Written by: William Buck on Tuesday, March 28, 2017

At some point in the life cycle of every business, due to a variety of factors, such as the retirement of the owner/ founder, personal issues or market circumstances, you must consider your business’s succession.  Deciding the best options for the future is both an important and sensitive issue.



Often the owner or founder has a strong emotional connection to the business having put in countless hours of hard work and dedication.  Yet in spite of this, a discussion on exit strategy and succession planning is frequently one-dimensional; ‘do I want to sell my business?’, rather than a much wider oversight of where the business is at in its life cycle, and the financial and personal needs to the owners.  

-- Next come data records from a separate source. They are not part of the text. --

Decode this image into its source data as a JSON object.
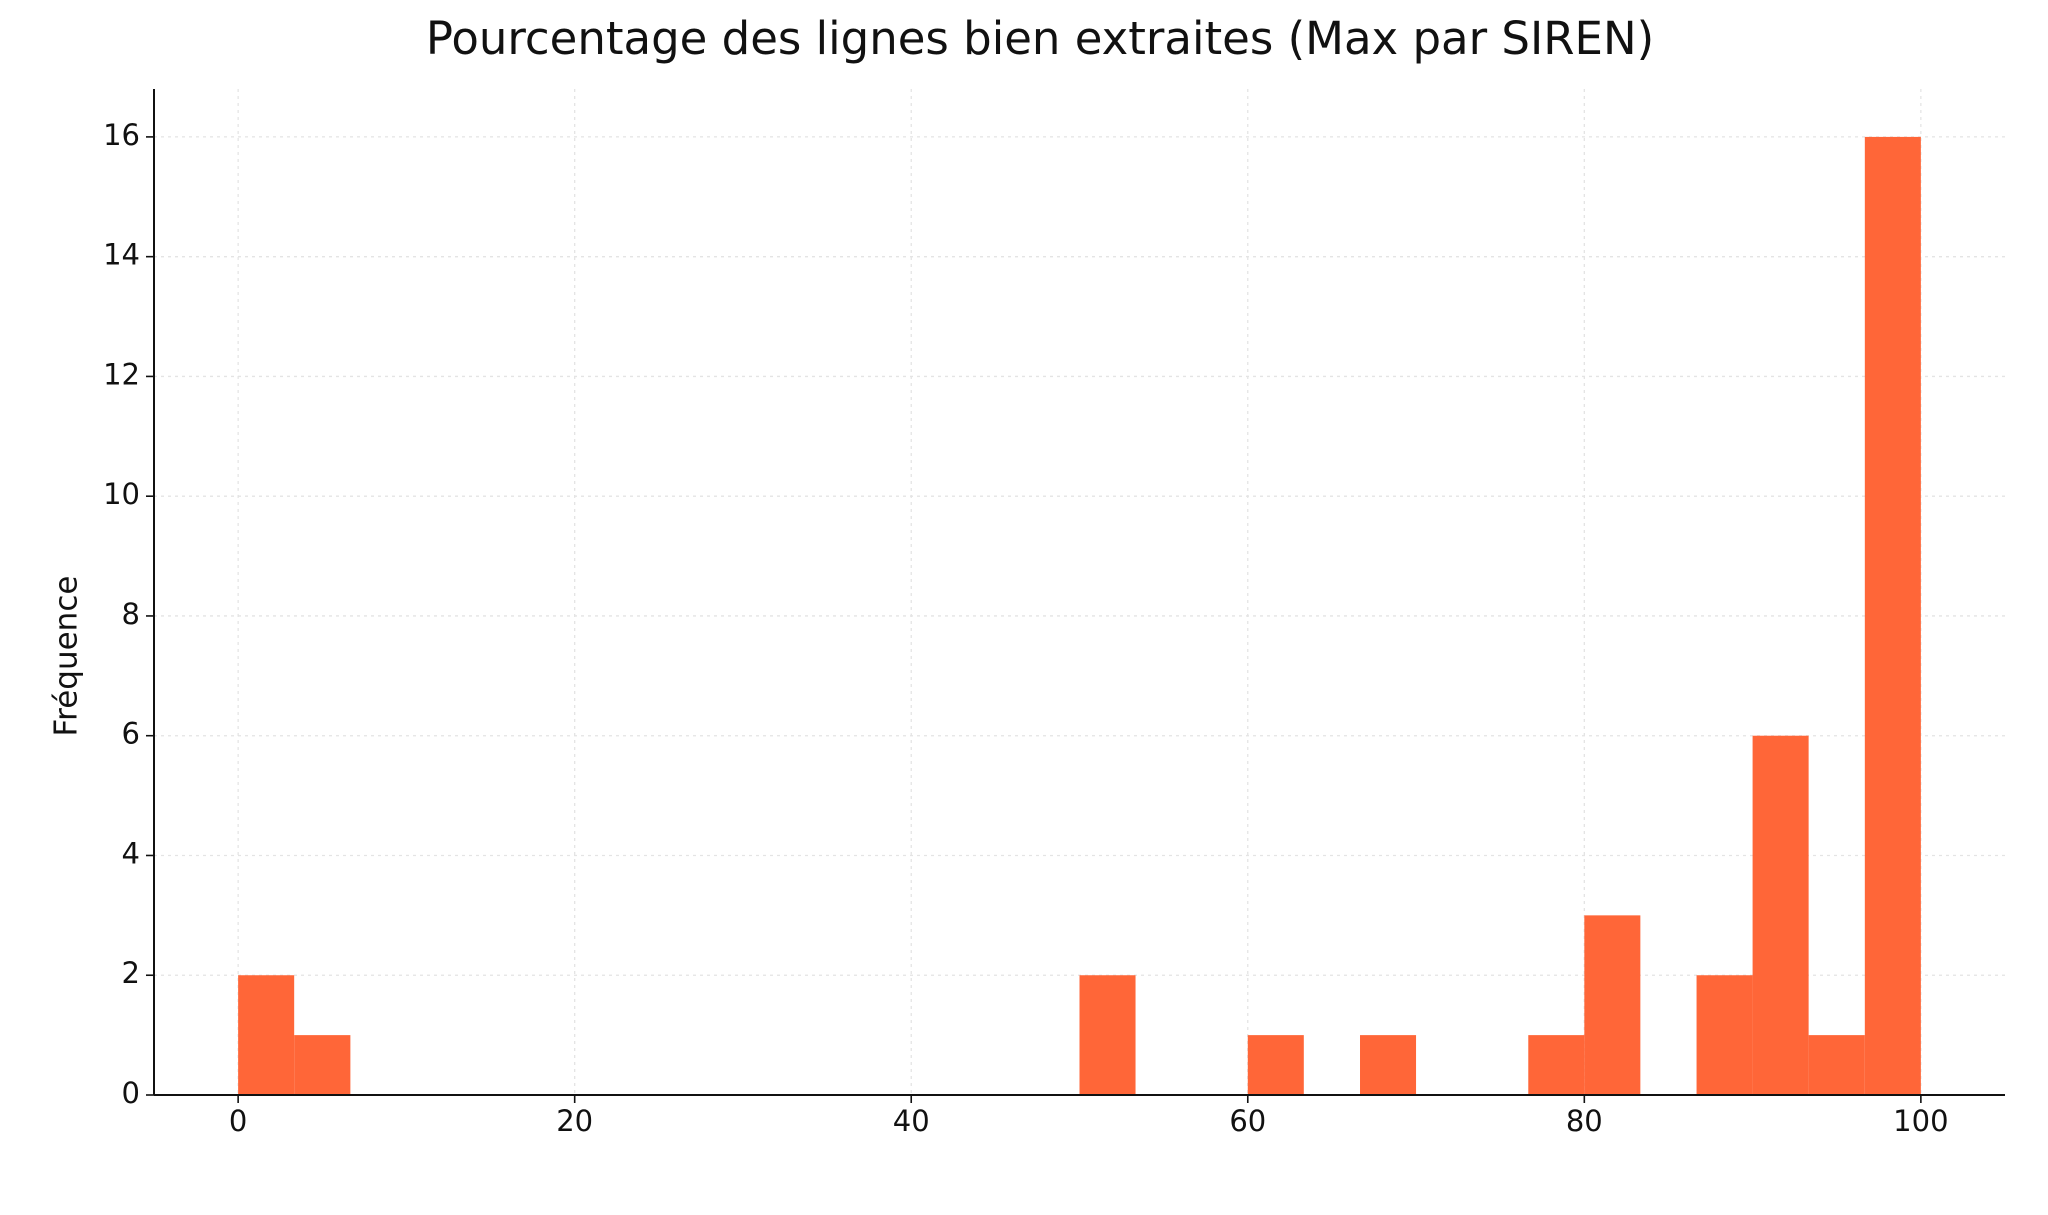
{
  "chart_data": {
    "type": "histogram",
    "title": "Pourcentage des lignes bien extraites (Max par SIREN)",
    "y_label": "Fréquence",
    "bins": [
      0,
      3.33,
      6.67,
      10,
      13.33,
      16.67,
      20,
      23.33,
      26.67,
      30,
      33.33,
      36.67,
      40,
      43.33,
      46.67,
      50,
      53.33,
      56.67,
      60,
      63.33,
      66.67,
      70,
      73.33,
      76.67,
      80,
      83.33,
      86.67,
      90,
      93.33,
      96.67,
      100
    ],
    "values": [
      2,
      1,
      0,
      0,
      0,
      0,
      0,
      0,
      0,
      0,
      0,
      0,
      0,
      0,
      0,
      2,
      0,
      0,
      1,
      0,
      1,
      0,
      0,
      1,
      3,
      0,
      2,
      6,
      1,
      16
    ],
    "color": "#ff6638",
    "xlim": [
      -5,
      105
    ],
    "xticks": [
      0,
      20,
      40,
      60,
      80,
      100
    ],
    "ylim": [
      0,
      16.8
    ],
    "yticks": [
      0,
      2,
      4,
      6,
      8,
      10,
      12,
      14,
      16
    ],
    "grid": true
  }
}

Decisions on whether to pass the business onto the next generation of family, going public or selling all or part of the business, requires a well-thought-out plan. To achieve the right outcome for the key stakeholders involved, some important questions need to be considered, including:

  • Do you wish to continue owning the business? Are you ready to retire?
  • Is the business dependent on one key person (‘key man risk’) and how can this be managed?
  • Is there sufficiently capable management to continue growing the business?
  • Is the business your main income producing asset and how can this be unlocked?
  • What are the estate planning issues that need to be considered?

When it comes to preparing their succession plan, many owners consider this process only when they are ready to exit their business. Leaving succession planning to the last minute, however, can heavily impact both the financial and personal outcome later down the track. We encourage business owners to consider their exit strategy well before their anticipated exit. 

Exiting a business is a two-step process as shown in the diagram below.  The first step involves determining your objectives and understanding the options available.

Issues to bear in mind include: when would you like to exit? Do you understand the current value of the business and how it’s derived? What would you like the business to look like in the future? How are you going to get there? And what are you expectations on sale?  Are there any impediments to achieving these expectations?

An advisor will be able to work through these questions with you and develop a plan to align your personal and business objectives thereby improving the value of the business.  The second stage involves the practical steps involved in selling your business or handing it down to the next generation.  Achieving a successful outcome in stage two is often largely dependent on the comprehensiveness of planning in stage one.